From the Archives: Populism Is the Movement You're Already Part Of
With the chaos of both global and domestic events pounding us each daily, it can feel like the struggle for justice is too much to conquer. Sometimes, reminders of the work we’ve accomplished, along with a healthy dose of history lessons and perspective, are just what the doctor ordered. We thought this Lowdown issue from January 2014— ten whole years ago!—was a good place to start, in helping us understand that even when the stakes are high and spirits are low, we’re in this fight together, as we always have been. Enjoy!
Seeds of a movement: A 21st century Populist renewal is flourishing at America's grassroots
In November, I spoke to an overflow crowd gathered in Duke University's Lilly Library for Larry Goodwyn'sunusual memorial service. Unusual? Well, it was the first memorial I'd ever been to that had to have an intermission!
That was because the "honoree" himself was such an unusual character (pugnacious populist agitator, rebellious scholar, powerful writer, demanding mentor, and passionate protagonist for social justice), so a long line of folks had tales to tell. But what struck me as most unusual was that the attendees were not merely spending three hours looking back at a life well lived, but almost gleefully looking forward.
Goodwyn was the modern-day guru of American Populism. He'd been on the front lines of both progressive academics and activism for more than six decades, blending his work as a renowned scholar of the 19th century Populist movement with his own practice of populism as a strategist and foot soldier in the civil rights, labor, and other grassroots social movements of his time. In 1976, he literally rewrote the textbooks with his path-changing work, Democratic Promise: The Populist Moment In American History. This penetrating volume thoroughly debunked the ivory tower historians of the establishment who had condescendingly dismissed the Populists of the late 1800s as nothing but a bumbling bunch of demagogic, racist rubes in southern backwaters.
Au contraire, as we Texans say. Professor Goodwyn showed that the populist revolt against the unbridled greed of the robber baron era was a highly sophisticated mass movement. It gave downtrodden millions a voice and an empowering sense of themselves as democratic citizens. Through the movement's cooperative structure, grassroots people--who'd been isolated from each other, were mostly impoverished, and were often illiterate--learned how to address their own conditions and created new ways to work together to achieve their aspirations. Radically progressive, the movement included both African-Americans and urban unionists in its ranks and leadership, and it aimed for major structural changes to democratize the economic and political systems. Populism surged across the country into 43 states, from California to New York.

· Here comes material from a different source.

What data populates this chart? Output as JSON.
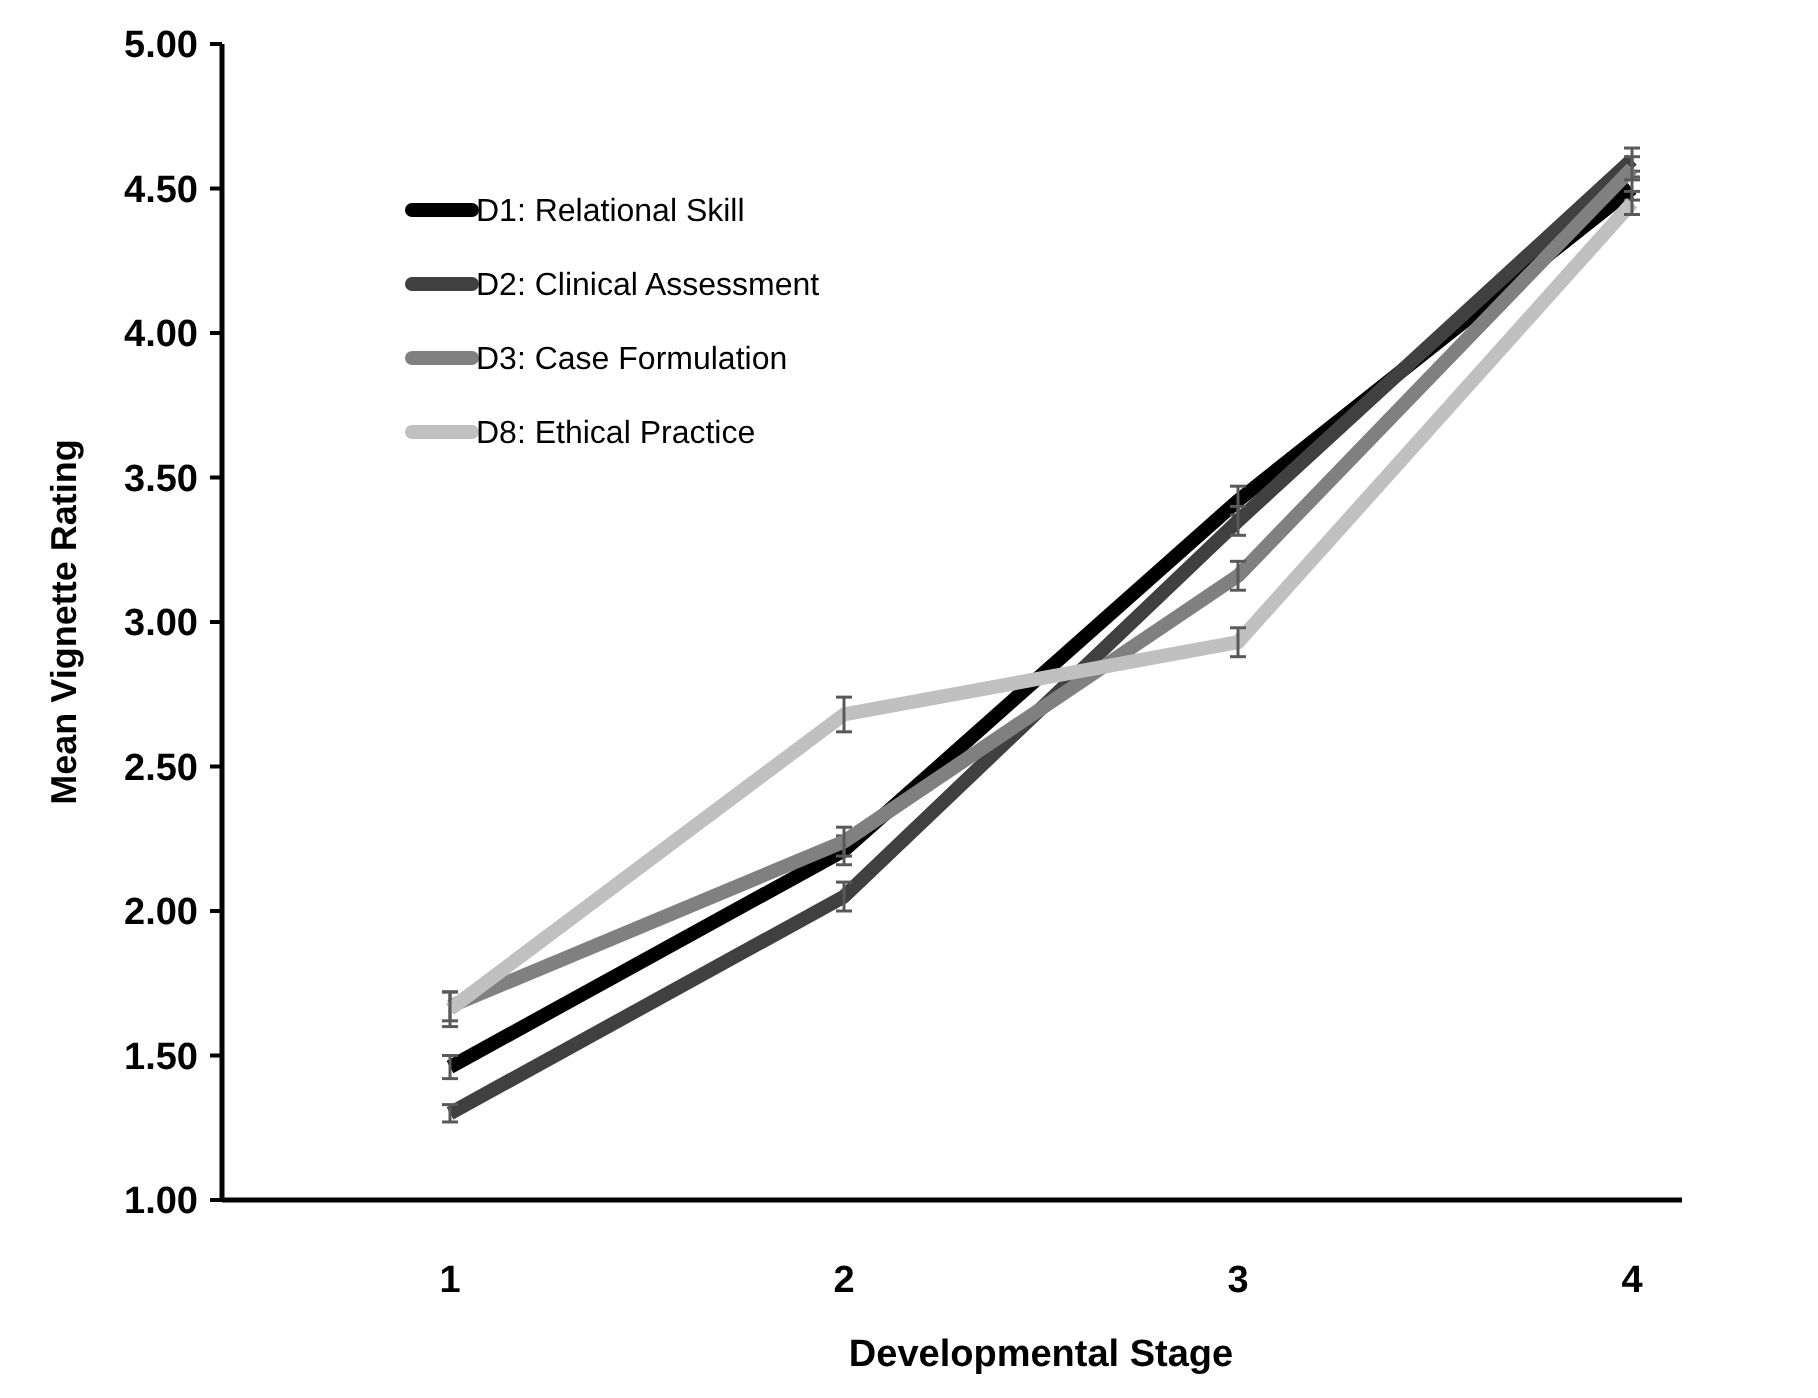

Historian Wesley Hogan, a former student of Larry's, notes that Democratic Promise elevated the historical significance of common "farmers, steel workers, day laborers, and sharecroppers," showing how they had "found stunning new ways to act democratically." Goodwyn, she added, "made this history vivid and touchable. He encouraged us to dream democracy anew."

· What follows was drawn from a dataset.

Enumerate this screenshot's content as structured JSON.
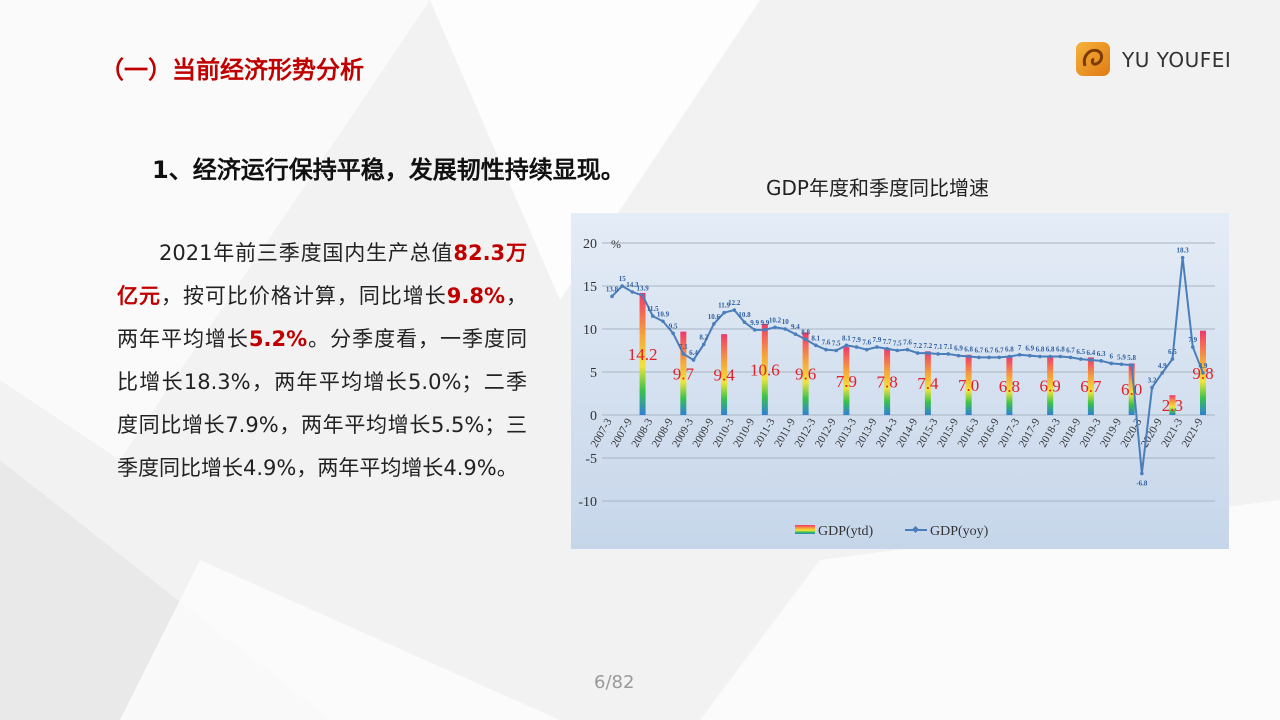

At Larry's memorial, optimism about the prospects of that dream was sparking across the room, prompting an un-funereal glee. The informal conversations among us Goodwynistas were about the encouraging signs we're now seeing of a Populist renewal percolating up from America's grassroots. The renewal is as yet more a series of sustained actions than a movement. But all of those people-fired actions are in rebellion against various forms of corporate imperiousness from fracking to the imposition of a poverty-wage ethic in our rich land, and all are being joined by large numbers of people who've not previously been politically active nor counted as progressive. Yes, Larry Goodwyn has died, but the democratic possibilities that were his life's work suddenly seem more within America's reach today than we could have imagined ten or even five years ago.
At the close of my remembrance of Goodwyn, I usurped an advertising slogan that a local moving company was using when I first migrated to Austin, Texas, in 1976. The company was just a little outfit consisting of one truck and two burly guys whose names, as I recall, were something like Skeeter and Booger. But their slogan expressed a big, positive, populistic outlook: "If we can get it loose," they asserted, "we can move it."
That not only fit Larry's decades-long effort to free the true meaning of American Populism from the historical dustbin, but it's also apt for the promising emergence of a new Populist moment in our history.